Ténor du barreau de Grenoble, Bernard Ripert, avocat, interné d'office en psychiatrie lundi, est sorti mercredi soir du centre spécialisé de Bassens (Savoie) après la levée de cette mesure.

L'avocat Bernard Ripert. (Image d'archives)
L'avocat Bernard Ripert. (Image d'archives) © Maxppp -

Grenoble, France

"Je suis allée lui rendre visite et c'est à cette occasion que je l'ai appris", a déclaré à nos confrères de l'AFP Rose-Marie Ripert, l'épouse de l'avocat Bernard Ripert qui a pu quitter l'hôpital vers 19 h 30 avant de rejoindre son domicile proche de Chambéry.

Bernard Ripert, historique défenseur du groupe d'extrême-gauche "Action directe", y avait été interpellé lundi matin et placé en garde à vue à Grenoble pour des faits d'"intimidation envers un magistrat". Hospitalisé pour un problème d'hypertension durant sa garde à vue, une expertise psychiatrique avait conclu que son état justifiait "une hospitalisation sous contrainte", selon le parquet.

Plusieurs expertises contradictoires

Selon les informations de France Bleu Isère, une expertise psychiatrique a contredit les deux précédentes ce qui a conduit la préfecture de la Savoie à lever la mesure d'internement ce mercredi soir.
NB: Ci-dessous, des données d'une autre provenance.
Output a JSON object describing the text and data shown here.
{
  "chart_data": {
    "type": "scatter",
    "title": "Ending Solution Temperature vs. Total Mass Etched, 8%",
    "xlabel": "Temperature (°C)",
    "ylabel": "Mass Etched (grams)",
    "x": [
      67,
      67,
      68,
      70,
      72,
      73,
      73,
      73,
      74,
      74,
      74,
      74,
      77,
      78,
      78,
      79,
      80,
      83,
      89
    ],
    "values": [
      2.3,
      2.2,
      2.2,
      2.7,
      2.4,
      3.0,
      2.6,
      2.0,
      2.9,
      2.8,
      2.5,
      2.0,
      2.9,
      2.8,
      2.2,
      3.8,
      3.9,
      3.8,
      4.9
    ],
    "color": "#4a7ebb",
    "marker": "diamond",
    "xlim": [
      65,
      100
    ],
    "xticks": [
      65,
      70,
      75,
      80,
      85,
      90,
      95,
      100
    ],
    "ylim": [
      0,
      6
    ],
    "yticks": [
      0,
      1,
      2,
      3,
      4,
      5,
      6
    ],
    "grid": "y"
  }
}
"Le séjour qu'il a fait en hôpital psychiatrique a quand même été éprouvant. Je le trouve fatigué mais il est toujours aussi combatif et déterminé", a confié Rose-Marie Ripert à l'AFP.

Les avocats choqués par le traitement de leur confrère

Dans un communiqué, le Conseil national des barreaux (CNB) s'est félicité de l'issue de l'affaire. Le président du CNB, Pascal Eydoux, "demeure vigilant face aux pratiques qui consistent à placer en garde à vue, menotter et interner un avocat pour des faits en relation avec l'exercice de la défense".
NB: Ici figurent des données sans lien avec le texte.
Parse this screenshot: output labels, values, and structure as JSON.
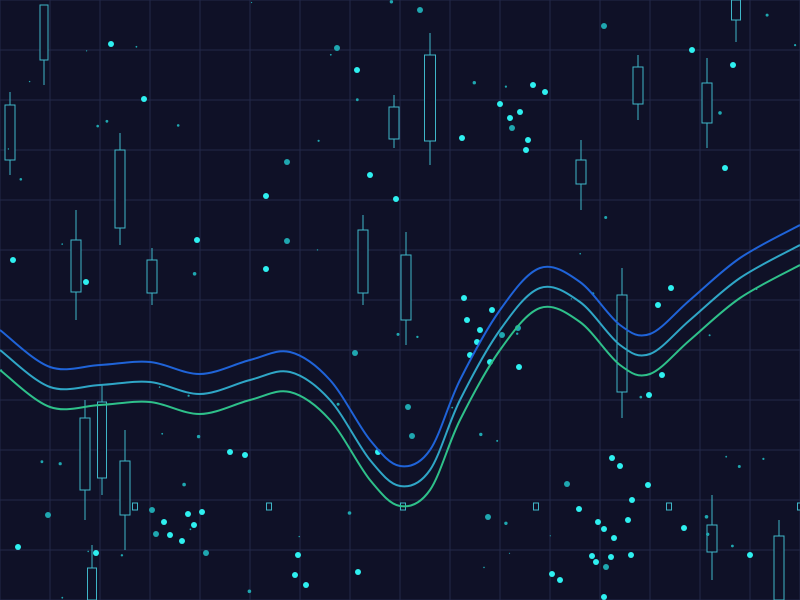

La garde à vue et l'internement de Bernard Ripert avaient précédemment été condamnés par le Syndicat des avocats de France et l'Association des avocats pénalistes. Une centaine d'avocats se sont rassemblés mardi près du palais de justice de Grenoble en soutien à leur confrère.

Coutumier des coups d'éclat, l'avocat a été condamné à trois reprises à des sanctions disciplinaires. Il avait été suspendu pendant un an en 2013 pour avoir qualifié une avocate de "roquet" et dit d'un président de cour d'assises qu'il avait "triché" et "menti". Suspendu provisoirement dans le cadre de nouvelles poursuites disciplinaires, il doit être jugé le 2 juin par la cour d'appel.